From the performance testing side the problem is that performance engineering teams don’t scale well, even
assuming that they are competent and effective. At least not in their traditional form. They work well in traditional
corporate environments where they check products for performance before release, but they face challenges as
soon as we start to expand the scope of performance engineering (early involvement, more
products/configurations/scenarios, etc.). And agile projects, where we need to test the product each iteration or
build, expose the problem through an increased volume of work to do.
Just to avoid misunderstandings, I am a strong supporter of having performance teams and I believe that it is the
best approach to building performance culture. Performance is a special area and performance specialists should
have an opportunity to work together to grow professionally. The details of organizational structure may vary, but a
center of performance expertise (formal or informal) should exist. Only thing said here is that while the approach
works fine in traditional environments, it needs major changes in organization, tools, and skills when the scope of
performance engineering should be extended (as in the case of agile projects).

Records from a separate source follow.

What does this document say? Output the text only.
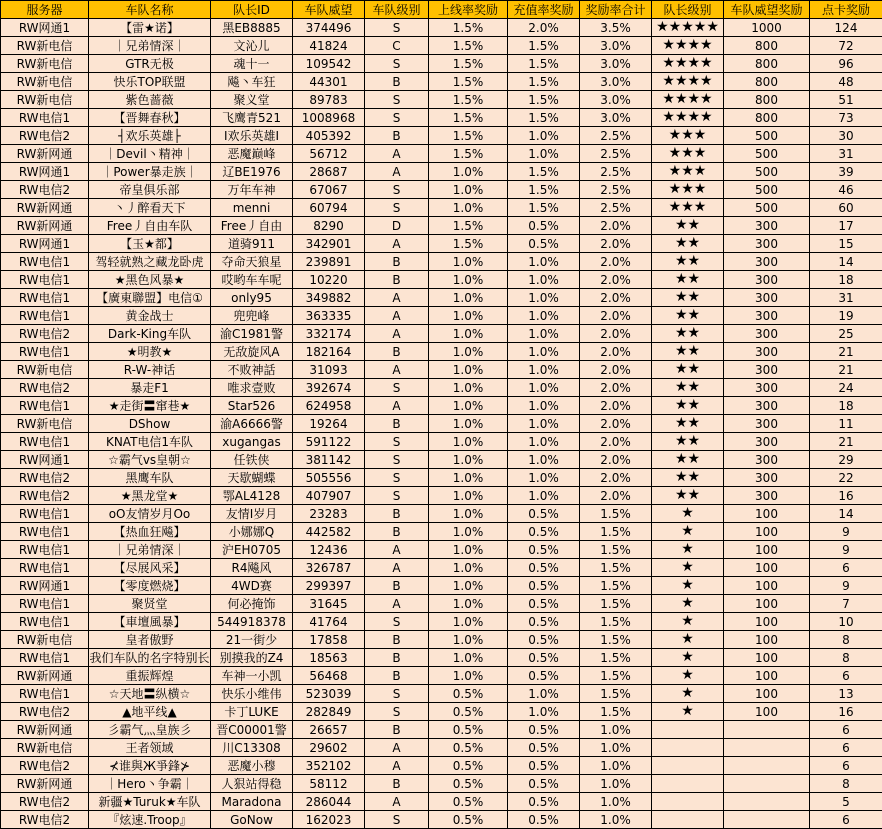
服务器	车队名称	队长ID	车队威望	车队级别	上线率奖励	充值率奖励	奖励率合计	队长级别	车队威望奖励	点卡奖励
RW网通1	【雷★诺】	黑EB8885	374496	S	1.5%	2.0%	3.5%	★★★★★	1000	124
RW新电信	｜兄弟情深｜	文沁儿	41824	C	1.5%	1.5%	3.0%	★★★★	800	72
RW新电信	GTR无极	魂十一	109542	S	1.5%	1.5%	3.0%	★★★★	800	96
RW新电信	快乐TOP联盟	飚丶车狂	44301	B	1.5%	1.5%	3.0%	★★★★	800	48
RW新电信	紫色蔷薇	聚义堂	89783	S	1.5%	1.5%	3.0%	★★★★	800	51
RW电信1	【晋舞春秋】	飞鹰青521	1008968	S	1.5%	1.5%	3.0%	★★★★	800	73
RW电信2	┤欢乐英雄├	I欢乐英雄I	405392	B	1.5%	1.0%	2.5%	★★★	500	30
RW新网通	｜Devil丶精神｜	恶魔巅峰	56712	A	1.5%	1.0%	2.5%	★★★	500	31
RW网通1	｜Power暴走族｜	辽BE1976	28687	A	1.0%	1.5%	2.5%	★★★	500	39
RW电信2	帝皇俱乐部	万年车神	67067	S	1.0%	1.5%	2.5%	★★★	500	46
RW新网通	丶丿醉看天下	menni	60794	S	1.0%	1.5%	2.5%	★★★	500	60
RW新网通	Free丿自由车队	Free丿自由	8290	D	1.5%	0.5%	2.0%	★★	300	17
RW网通1	【玉★都】	道骑911	342901	A	1.5%	0.5%	2.0%	★★	300	15
RW电信1	驾轻就熟之藏龙卧虎	夺命天狼星	239891	B	1.0%	1.0%	2.0%	★★	300	14
RW电信1	★黑色风暴★	哎哟车车呢	10220	B	1.0%	1.0%	2.0%	★★	300	18
RW电信1	【廣東聯盟】电信①	only95	349882	A	1.0%	1.0%	2.0%	★★	300	31
RW电信1	黄金战士	兜兜峰	363335	A	1.0%	1.0%	2.0%	★★	300	19
RW电信2	Dark-King车队	渝C1981警	332174	A	1.0%	1.0%	2.0%	★★	300	25
RW电信1	★明教★	无敌旋风A	182164	B	1.0%	1.0%	2.0%	★★	300	21
RW新电信	R-W-神话	不败神話	31093	A	1.0%	1.0%	2.0%	★★	300	21
RW电信2	暴走F1	唯求壹败	392674	S	1.0%	1.0%	2.0%	★★	300	24
RW电信1	★走街〓窜巷★	Star526	624958	A	1.0%	1.0%	2.0%	★★	300	18
RW新电信	DShow	渝A6666警	19264	B	1.0%	1.0%	2.0%	★★	300	11
RW电信1	KNAT电信1车队	xugangas	591122	S	1.0%	1.0%	2.0%	★★	300	21
RW网通1	☆霸气vs皇朝☆	任铁侠	381142	S	1.0%	1.0%	2.0%	★★	300	29
RW电信2	黑鹰车队	天歇蝴蝶	505556	S	1.0%	1.0%	2.0%	★★	300	22
RW电信2	★黑龙堂★	鄂AL4128	407907	S	1.0%	1.0%	2.0%	★★	300	16
RW电信1	oO友情岁月Oo	友情I岁月	23283	B	1.0%	0.5%	1.5%	★	100	14
RW电信1	【热血狂飚】	小娜娜Q	442582	B	1.0%	0.5%	1.5%	★	100	9
RW电信1	｜兄弟情深｜	沪EH0705	12436	A	1.0%	0.5%	1.5%	★	100	9
RW电信1	【尽展风采】	R4飚风	326787	A	1.0%	0.5%	1.5%	★	100	6
RW网通1	【零度燃烧】	4WD赛	299397	B	1.0%	0.5%	1.5%	★	100	9
RW电信1	聚贤堂	何必掩饰	31645	A	1.0%	0.5%	1.5%	★	100	7
RW电信1	【車壇風暴】	544918378	41764	S	1.0%	0.5%	1.5%	★	100	10
RW新电信	皇者傲野	21一街少	17858	B	1.0%	0.5%	1.5%	★	100	8
RW电信1	我们车队的名字特别长	别摸我的Z4	18563	B	1.0%	0.5%	1.5%	★	100	8
RW新网通	重振辉煌	车神一小凯	56468	B	1.0%	0.5%	1.5%	★	100	6
RW电信1	☆天地〓纵横☆	快乐小维伟	523039	S	0.5%	1.0%	1.5%	★	100	13
RW电信2	▲地平线▲	卡丁LUKE	282849	S	0.5%	1.0%	1.5%	★	100	16
RW新网通	彡霸气灬皇族彡	晋C00001警	26657	B	0.5%	0.5%	1.0%			6
RW新电信	王者领域	川C13308	29602	A	0.5%	0.5%	1.0%			6
RW电信2	⊀谁與Ж爭鋒⊁	恶魔小穆	352102	A	0.5%	0.5%	1.0%			6
RW新网通	｜Hero丶争霸｜	人狠站得稳	58112	B	0.5%	0.5%	1.0%			8
RW电信2	新疆★Turuk★车队	Maradona	286044	A	0.5%	0.5%	1.0%			5
RW电信2	『炫速.Troop』	GoNow	162023	S	0.5%	0.5%	1.0%			6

Remedies recommended are usually automation and making performance everyone jobs (full immersion)
[CRIS09, BARB11]. However they haven’t yet developed in mature practices and probably will vary much more
depending on context than the traditional approach.

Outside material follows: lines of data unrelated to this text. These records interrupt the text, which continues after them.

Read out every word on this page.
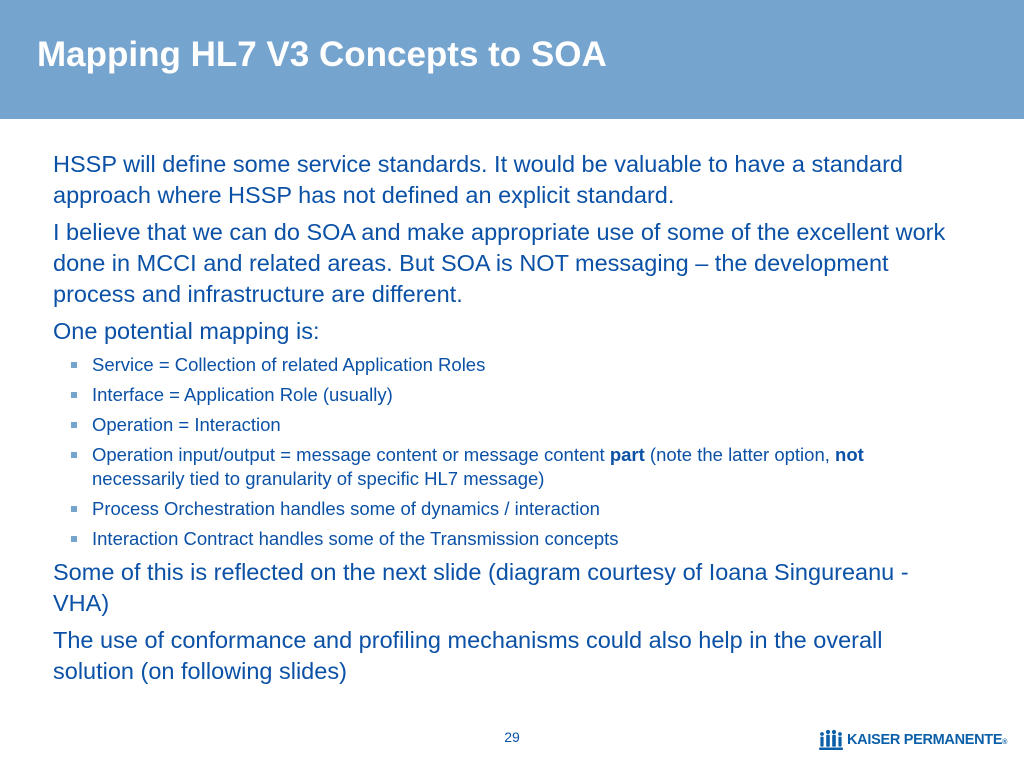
Mapping HL7 V3 Concepts to SOA

HSSP will define some service standards. It would be valuable to have a standard approach where HSSP has not defined an explicit standard.

I believe that we can do SOA and make appropriate use of some of the excellent work done in MCCI and related areas. But SOA is NOT messaging – the development process and infrastructure are different.

One potential mapping is:

Service = Collection of related Application Roles
Interface = Application Role (usually)
Operation = Interaction
Operation input/output = message content or message content part (note the latter option, not necessarily tied to granularity of specific HL7 message)
Process Orchestration handles some of dynamics / interaction
Interaction Contract handles some of the Transmission concepts

Some of this is reflected on the next slide (diagram courtesy of Ioana Singureanu - VHA)

The use of conformance and profiling mechanisms could also help in the overall solution (on following slides)

29	KAISER PERMANENTE®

Automation means here not only using tools (in performance testing we almost always use tools), but automating
the whole process including setting up environment, running tests, and reporting / analyzing results. Historically
performance testing automation was almost non-existent (at least in traditional environments). Performance
testing automation is much more difficult than, for example, functional testing automation. Setups are much more
complicated. A list of possible issues is long. Results are complex (not just pass/fail). It is not easy to compare two
result sets. So it is definitely much more difficult and may require more human intervention. And, of course,
changing interfaces is a major challenge. Especially when recording is used to create scripts as it is difficult to
predict if product changes break scripts.
The cost of performance testing automation is high. You need to know system well enough to make meaningful
automation. Automation for a new system doesn't make much sense - overheads are too high. So there was
almost no automation in traditional environment (with testing in the end with a record/playback tool). When you
test the system once in a while before a next major release, chances to re-use your artifacts are low.

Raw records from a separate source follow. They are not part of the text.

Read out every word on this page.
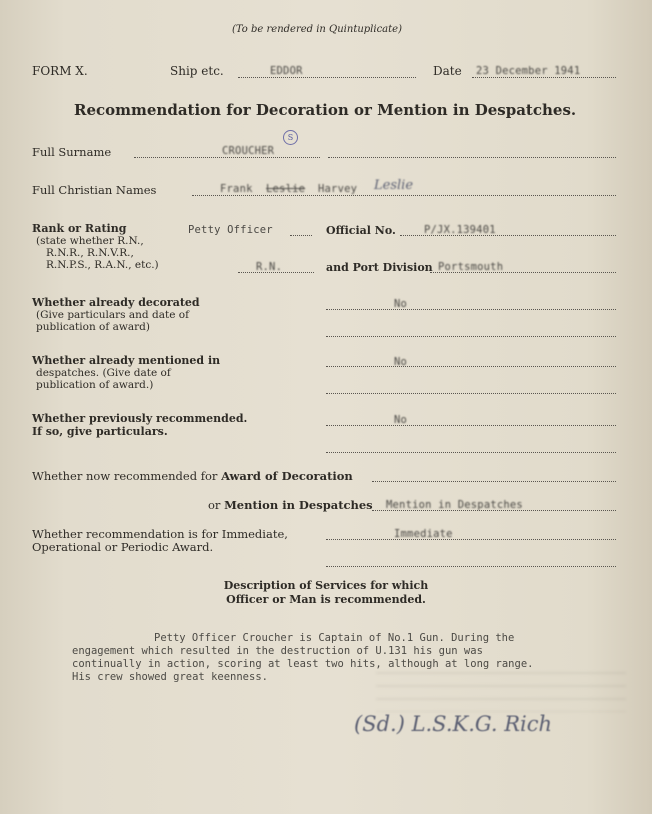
(To be rendered in Quintuplicate)
FORM X.	Ship etc.	EDDOR	Date 23 December 1941
Recommendation for Decoration or Mention in Despatches.
S
Full Surname	CROUCHER
Full Christian Names	Frank Leslie Harvey Leslie
Rank or Rating
(state whether R.N.,
R.N.R., R.N.V.R.,
R.N.P.S., R.A.N., etc.)
Petty Officer	Official No.	P/JX.139401
R.N.	and Port Division Portsmouth
Whether already decorated
(Give particulars and date of
publication of award)
No
Whether already mentioned in
despatches. (Give date of
publication of award.)
No
Whether previously recommended.
If so, give particulars.
No
Whether now recommended for Award of Decoration
or Mention in Despatches Mention in Despatches
Whether recommendation is for Immediate,
Operational or Periodic Award.
Immediate
Description of Services for which
Officer or Man is recommended.
Petty Officer Croucher is Captain of No.1 Gun. During the
engagement which resulted in the destruction of U.131 his gun was
continually in action, scoring at least two hits, although at long range.
His crew showed great keenness.
(Sd.) L.S.K.G. Rich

It is opposite when the same system is tested again and again (as it should be in agile projects). It makes sense
to invest in setting up automation. It rarely happened in traditional environments – even if you test each release,
they are far apart and the difference between the releases prevents re-using the artifacts (especially with recorded
scripts – APIs, for example, is usually more stable). So demand for automation was rather low and tool vendors
didn't pay much attention to it. Well, the situation is changing – we may see more automation-related features in
load testing tools soon.
While automation would take a significant role in the future, it addresses one side of the challenge. Another side
of agile challenge is usually left unmentioned. The blessing of agile development – allowing to test the system
early – highlights that for early testing we need another mindset and another set of skills and tools. Performance
7. testing of new systems is agile and exploratory in itself and can't be replaced by automation (well, at least not in
the foreseen future). Automation would complement it – together with additional input from development
offloading performance engineers from routine tasks not requiring sophisticated research and analysis. But testing
early – bringing most benefits by identifying problems early when the cost of their fixing is low – does require
research and analysis, it is not a routine activity and can’t be easily formalized.
It is similar to functional testing where both automated regression testing and exploratory testing are needed
[BACH16] – with the difference that tools are used in performance testing in any case and setting up continuous
performance testing is much more new and challenging.
The problem is that early performance testing requires a mentality change from a simplistic "record/playback"
performance testing occurring late in the product life-cycle to a performance engineering approach starting early
in the product life-cycle. You need to translate "business functions" performed by the end user into
component/unit-level usage and end-user requirements into component/unit-level requirements. You need to go
from the record/playback approach to utilizing programming skills to generate the workload and create stubs to
isolate the component from other parts of the system. You need to go from "black box" performance testing to
"grey box", understanding the architecture of the system and how your load impact.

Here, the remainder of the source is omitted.